Ainsi, nous devons penser les enfants des crèches non comme délaissés mais comme ayant une famille. Ces enfants ont des parents et sinon toute une famille élargie qui tient à eux. Nous devons penser pas à cette famille. Parce que nous n'aiderons véritablement les enfants, nous ne pourrons prévenir les abandon qu'en prenant en compte leur famille. Aidons les plutôt à garder leurs enfants. Soutenons les financièrement pour qu'ils puissent les élever dignement. Investissons dans les associations de conservation familiale et de réunification familiale. Investissons dans les programmes d'autonomisation des familles. Travaillons pour toujours réduire plus le nombre d'adoptions.

L'adoption est-elle vraiment la meilleure option ?

Un adopté transracial d'Haïti s'exprime

par Judith Alexis Augustine Craig adopté d'Haïti au Canada.

Photo de l'orphelinat de Judith – Haïti, 1979

Depuis l'annonce de la nomination de la juge Amy Coney Barrett à la Cour suprême, sa politique, ses opinions religieuses et sa famille ont fait l'objet d'un examen minutieux. En tant qu'adopté haïtien moi-même, je me suis beaucoup intéressé aux discussions autour de ses enfants adoptés d'Haïti.
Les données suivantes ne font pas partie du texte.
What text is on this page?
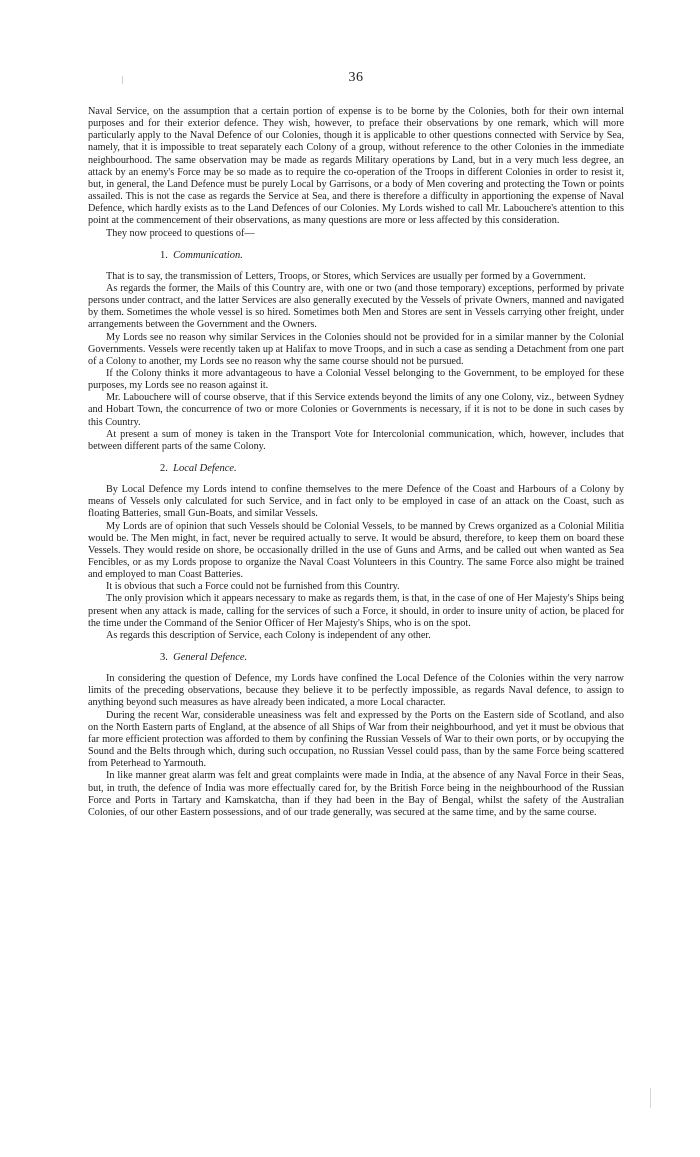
36

Naval Service, on the assumption that a certain portion of expense is to be borne by the Colonies, both for their own internal purposes and for their exterior defence. They wish, however, to preface their observations by one remark, which will more particularly apply to the Naval Defence of our Colonies, though it is applicable to other questions connected with Service by Sea, namely, that it is impossible to treat separately each Colony of a group, without reference to the other Colonies in the immediate neighbourhood. The same observation may be made as regards Military operations by Land, but in a very much less degree, an attack by an enemy's Force may be so made as to require the co-operation of the Troops in different Colonies in order to resist it, but, in general, the Land Defence must be purely Local by Garrisons, or a body of Men covering and protecting the Town or points assailed. This is not the case as regards the Service at Sea, and there is therefore a difficulty in apportioning the expense of Naval Defence, which hardly exists as to the Land Defences of our Colonies. My Lords wished to call Mr. Labouchere's attention to this point at the commencement of their observations, as many questions are more or less affected by this consideration.

They now proceed to questions of—

1. Communication.

That is to say, the transmission of Letters, Troops, or Stores, which Services are usually per formed by a Government.

As regards the former, the Mails of this Country are, with one or two (and those temporary) exceptions, performed by private persons under contract, and the latter Services are also generally executed by the Vessels of private Owners, manned and navigated by them. Sometimes the whole vessel is so hired. Sometimes both Men and Stores are sent in Vessels carrying other freight, under arrangements between the Government and the Owners.

My Lords see no reason why similar Services in the Colonies should not be provided for in a similar manner by the Colonial Governments. Vessels were recently taken up at Halifax to move Troops, and in such a case as sending a Detachment from one part of a Colony to another, my Lords see no reason why the same course should not be pursued.

If the Colony thinks it more advantageous to have a Colonial Vessel belonging to the Government, to be employed for these purposes, my Lords see no reason against it.

Mr. Labouchere will of course observe, that if this Service extends beyond the limits of any one Colony, viz., between Sydney and Hobart Town, the concurrence of two or more Colonies or Governments is necessary, if it is not to be done in such cases by this Country.

At present a sum of money is taken in the Transport Vote for Intercolonial communication, which, however, includes that between different parts of the same Colony.

2. Local Defence.

By Local Defence my Lords intend to confine themselves to the mere Defence of the Coast and Harbours of a Colony by means of Vessels only calculated for such Service, and in fact only to be employed in case of an attack on the Coast, such as floating Batteries, small Gun-Boats, and similar Vessels.

My Lords are of opinion that such Vessels should be Colonial Vessels, to be manned by Crews organized as a Colonial Militia would be. The Men might, in fact, never be required actually to serve. It would be absurd, therefore, to keep them on board these Vessels. They would reside on shore, be occasionally drilled in the use of Guns and Arms, and be called out when wanted as Sea Fencibles, or as my Lords propose to organize the Naval Coast Volunteers in this Country. The same Force also might be trained and employed to man Coast Batteries.

It is obvious that such a Force could not be furnished from this Country.

The only provision which it appears necessary to make as regards them, is that, in the case of one of Her Majesty's Ships being present when any attack is made, calling for the services of such a Force, it should, in order to insure unity of action, be placed for the time under the Command of the Senior Officer of Her Majesty's Ships, who is on the spot.

As regards this description of Service, each Colony is independent of any other.

3. General Defence.

In considering the question of Defence, my Lords have confined the Local Defence of the Colonies within the very narrow limits of the preceding observations, because they believe it to be perfectly impossible, as regards Naval defence, to assign to anything beyond such measures as have already been indicated, a more Local character.

During the recent War, considerable uneasiness was felt and expressed by the Ports on the Eastern side of Scotland, and also on the North Eastern parts of England, at the absence of all Ships of War from their neighbourhood, and yet it must be obvious that far more efficient protection was afforded to them by confining the Russian Vessels of War to their own ports, or by occupying the Sound and the Belts through which, during such occupation, no Russian Vessel could pass, than by the same Force being scattered from Peterhead to Yarmouth.

In like manner great alarm was felt and great complaints were made in India, at the absence of any Naval Force in their Seas, but, in truth, the defence of India was more effectually cared for, by the British Force being in the neighbourhood of the Russian Force and Ports in Tartary and Kamskatcha, than if they had been in the Bay of Bengal, whilst the safety of the Australian Colonies, of our other Eastern possessions, and of our trade generally, was secured at the same time, and by the same course.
Il y avait beaucoup de questions sur la légitimité de ses adoptions, en particulier son fils qui a été adopté à la suite du tremblement de terre en Haïti. Cela m'a particulièrement touché, car à la suite du tremblement de terre, il y a eu beaucoup d'enlèvements douteux d'enfants haïtiens.

J'ai été interviewé par plusieurs médias après le tremblement de terre et cette question a été soulevée en permanence. A l'époque, ma réponse était directe. Je savais que de nombreux enfants avaient été adoptés légalement mais attendaient que le gouvernement approuve le processus afin qu'ils puissent rejoindre leurs familles adoptives à l'étranger. J'ai pensé qu'à la lumière de la situation, il était approprié que ces enfants soient autorisés à rejoindre leur famille immédiatement. Le défi est devenu pour ces enfants qui étaient « présumés » orphelins à la suite du tremblement de terre et qui ont été « secourus » par de nombreuses agences internationales qui les ont récupérés et retirés d'Haïti sans vérifier s'ils étaient vraiment orphelins ou s'il y avait d'autres membres de la famille pour les enfants avec qui vivre. Nous avons vu avec horreur des enfants quitter Haïti par avion dans la semaine qui a suivi le tremblement de terre, puis nous avons appris qu'ils n'étaient pas orphelins, qu'ils ne faisaient pas partie d'un processus d'adoption et, pire encore, qu'ils avaient des familles. De plus, nous avons vu des membres d'un groupe religieux tenter de traverser illégalement la frontière vers la République dominicaine avec des enfants haïtiens dont aucun n'était orphelin. Ce ne sont là que quelques exemples d'enlèvements illégaux d'enfants qui ont eu lieu juste après le tremblement de terre.  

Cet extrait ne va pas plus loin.